It will be the best part of two years at the earliest before we can hope to return to the full employment levels we enjoyed just before this pandemic struck, according to the experts.
nd there are a lot of ifs, if we are even to achieve that.
These conclusions have been drawn by four ESRI economists in their updated forecast for the economy this spring.
In the best-case scenario, their findings show that the Covid-19 pandemic will have taken a three-year toll on the economy.
It’s a long way from the start of last year when the unemployment rate stood at 4.9pc in February.
This February it was 24.8pc.
In other words, almost one in every four workers was unemployed last month.

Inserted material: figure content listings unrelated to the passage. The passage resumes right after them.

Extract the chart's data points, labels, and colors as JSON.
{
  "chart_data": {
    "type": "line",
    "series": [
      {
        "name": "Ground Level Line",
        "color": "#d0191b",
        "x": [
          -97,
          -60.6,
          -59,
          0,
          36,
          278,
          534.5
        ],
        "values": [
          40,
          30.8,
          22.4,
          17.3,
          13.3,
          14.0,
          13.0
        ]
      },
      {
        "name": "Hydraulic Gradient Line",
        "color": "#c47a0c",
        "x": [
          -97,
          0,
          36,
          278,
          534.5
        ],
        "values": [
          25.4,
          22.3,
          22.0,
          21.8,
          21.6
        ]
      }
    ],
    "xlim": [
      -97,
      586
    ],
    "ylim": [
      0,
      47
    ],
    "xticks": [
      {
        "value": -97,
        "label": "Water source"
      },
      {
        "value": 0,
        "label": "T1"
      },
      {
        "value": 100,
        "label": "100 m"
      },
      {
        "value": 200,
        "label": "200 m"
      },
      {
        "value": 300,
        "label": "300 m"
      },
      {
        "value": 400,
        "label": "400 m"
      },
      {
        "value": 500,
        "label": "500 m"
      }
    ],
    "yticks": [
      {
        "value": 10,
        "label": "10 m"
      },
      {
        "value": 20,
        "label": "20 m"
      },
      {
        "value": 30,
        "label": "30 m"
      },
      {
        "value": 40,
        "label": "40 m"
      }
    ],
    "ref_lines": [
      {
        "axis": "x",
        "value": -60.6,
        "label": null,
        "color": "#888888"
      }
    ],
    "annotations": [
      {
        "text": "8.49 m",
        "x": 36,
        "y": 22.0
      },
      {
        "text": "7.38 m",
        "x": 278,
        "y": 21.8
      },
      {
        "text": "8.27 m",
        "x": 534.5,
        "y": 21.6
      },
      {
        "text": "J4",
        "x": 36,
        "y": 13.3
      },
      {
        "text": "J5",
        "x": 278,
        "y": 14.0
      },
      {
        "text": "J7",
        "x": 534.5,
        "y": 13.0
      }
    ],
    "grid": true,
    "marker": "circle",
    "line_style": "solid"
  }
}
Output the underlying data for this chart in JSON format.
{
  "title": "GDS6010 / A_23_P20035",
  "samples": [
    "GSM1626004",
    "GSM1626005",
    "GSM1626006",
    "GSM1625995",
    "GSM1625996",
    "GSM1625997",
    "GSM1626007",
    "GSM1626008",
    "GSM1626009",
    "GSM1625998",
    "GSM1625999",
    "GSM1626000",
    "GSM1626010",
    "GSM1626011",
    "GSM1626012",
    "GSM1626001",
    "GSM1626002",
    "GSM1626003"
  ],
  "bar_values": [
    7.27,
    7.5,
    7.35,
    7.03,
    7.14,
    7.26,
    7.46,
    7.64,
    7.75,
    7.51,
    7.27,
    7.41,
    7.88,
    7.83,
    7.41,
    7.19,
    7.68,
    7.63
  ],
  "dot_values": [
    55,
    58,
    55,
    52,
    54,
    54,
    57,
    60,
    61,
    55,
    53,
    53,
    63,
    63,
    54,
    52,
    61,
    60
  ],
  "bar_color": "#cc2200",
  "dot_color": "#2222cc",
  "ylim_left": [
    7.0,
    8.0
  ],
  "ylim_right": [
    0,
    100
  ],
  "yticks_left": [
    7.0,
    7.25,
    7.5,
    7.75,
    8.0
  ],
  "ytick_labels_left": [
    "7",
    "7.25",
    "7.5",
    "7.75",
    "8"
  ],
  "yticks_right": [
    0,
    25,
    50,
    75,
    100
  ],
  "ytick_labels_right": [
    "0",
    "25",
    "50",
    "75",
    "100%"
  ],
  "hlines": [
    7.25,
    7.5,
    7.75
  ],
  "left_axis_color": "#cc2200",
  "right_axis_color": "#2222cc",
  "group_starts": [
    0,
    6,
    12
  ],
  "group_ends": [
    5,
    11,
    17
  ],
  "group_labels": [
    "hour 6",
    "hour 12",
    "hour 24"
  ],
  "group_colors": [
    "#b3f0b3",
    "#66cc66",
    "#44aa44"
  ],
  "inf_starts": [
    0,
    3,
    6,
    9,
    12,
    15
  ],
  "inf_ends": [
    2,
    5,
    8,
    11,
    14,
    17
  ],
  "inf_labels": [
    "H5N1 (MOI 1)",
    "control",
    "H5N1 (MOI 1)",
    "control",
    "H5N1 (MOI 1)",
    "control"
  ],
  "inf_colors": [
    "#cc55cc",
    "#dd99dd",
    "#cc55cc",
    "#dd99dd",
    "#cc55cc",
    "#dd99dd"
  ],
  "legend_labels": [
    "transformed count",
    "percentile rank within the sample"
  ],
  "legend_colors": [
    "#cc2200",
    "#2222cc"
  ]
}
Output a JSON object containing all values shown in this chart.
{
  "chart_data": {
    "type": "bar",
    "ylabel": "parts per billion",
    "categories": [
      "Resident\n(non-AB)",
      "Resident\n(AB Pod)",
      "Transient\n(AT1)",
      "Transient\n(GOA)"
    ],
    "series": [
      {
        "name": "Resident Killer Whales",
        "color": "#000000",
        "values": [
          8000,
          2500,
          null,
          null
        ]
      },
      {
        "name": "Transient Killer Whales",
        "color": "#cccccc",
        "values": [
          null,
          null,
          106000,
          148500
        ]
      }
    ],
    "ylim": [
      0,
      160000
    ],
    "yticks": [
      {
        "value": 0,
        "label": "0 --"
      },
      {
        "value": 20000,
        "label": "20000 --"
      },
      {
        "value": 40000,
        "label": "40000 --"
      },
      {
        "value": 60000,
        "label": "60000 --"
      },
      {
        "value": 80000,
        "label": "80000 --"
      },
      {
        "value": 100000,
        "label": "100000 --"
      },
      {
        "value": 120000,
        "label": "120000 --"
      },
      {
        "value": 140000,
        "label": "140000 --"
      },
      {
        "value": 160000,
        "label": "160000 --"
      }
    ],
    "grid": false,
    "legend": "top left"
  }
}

But they do give us some hope, should all go according to plan.
The forecasts on the jobs front for this year and next are a lot better than for 2020.
Last April, the unemployment rate peaked at 30.5pc of the country’s labour force when there were 605,000 people on the Pandemic Unemployment Payment (PUP).
The economists predict that the rate will improve from an average of 18.7pc last year to 16.7pc in 2021, plummeting to just over 7pc next year.
That’s a significant fall from 450,000 people out of work to 181,000.
Still, we cannot expect anything approaching the enviable levels at the start of last year for some time.
“We believe it is unlikely that the unemployment rate will approach its pre-Covid low of 4.7pc until 2023 at the earliest,” says the ESRI’s quarterly economic commentary.
Thanks to the ability of many businesses to survive because of home working or being counted on the prized list of essential services, the economy has avoided an even greater hit.
But it also means those working in sectors at a standstill due to the lockdowns – and who also happen to be traditionally low-paid – will find the gap between them and those largely unaffected is likely to have widened.
The unaffected may even have amassed savings,
The Government has helped ease this impact to some extent with €350-a-week flat-rate payment to all who lost their jobs rather than the €203 dole.
More recently, though, the PUP payment is also being paid at lower rates.
Younger workers and those in public-facing industries have fared worst.
Almost a quarter of those on PUP at the start of this month were from the accommodation and food sector, just under 16pc from the wholesale, retail and motor repair trade, and almost 13pc from the construction sector.
These three sectors alone account for 52pc of PUP recipients, says the ESRI report.
The Government did apply an expensive sticking plaster to the economy in the shape of the PUP and wage subsidies to prevent large-scale redundancies.
But nobody will know what real damage lies beneath until these are rolled back.
There’s still a long way to go without further spanners in the works.
The latest statistics do not make easy reading, either.
There were 468,850 people on PUP in the first week of this month. Another 309,500 workers benefitted from employment wage subsidies paid through their employers last month.
If you add another 186,702 people on the Live Register at the end of last month, that’s 965,052 people depending on State income supports.
That is almost half the labour force.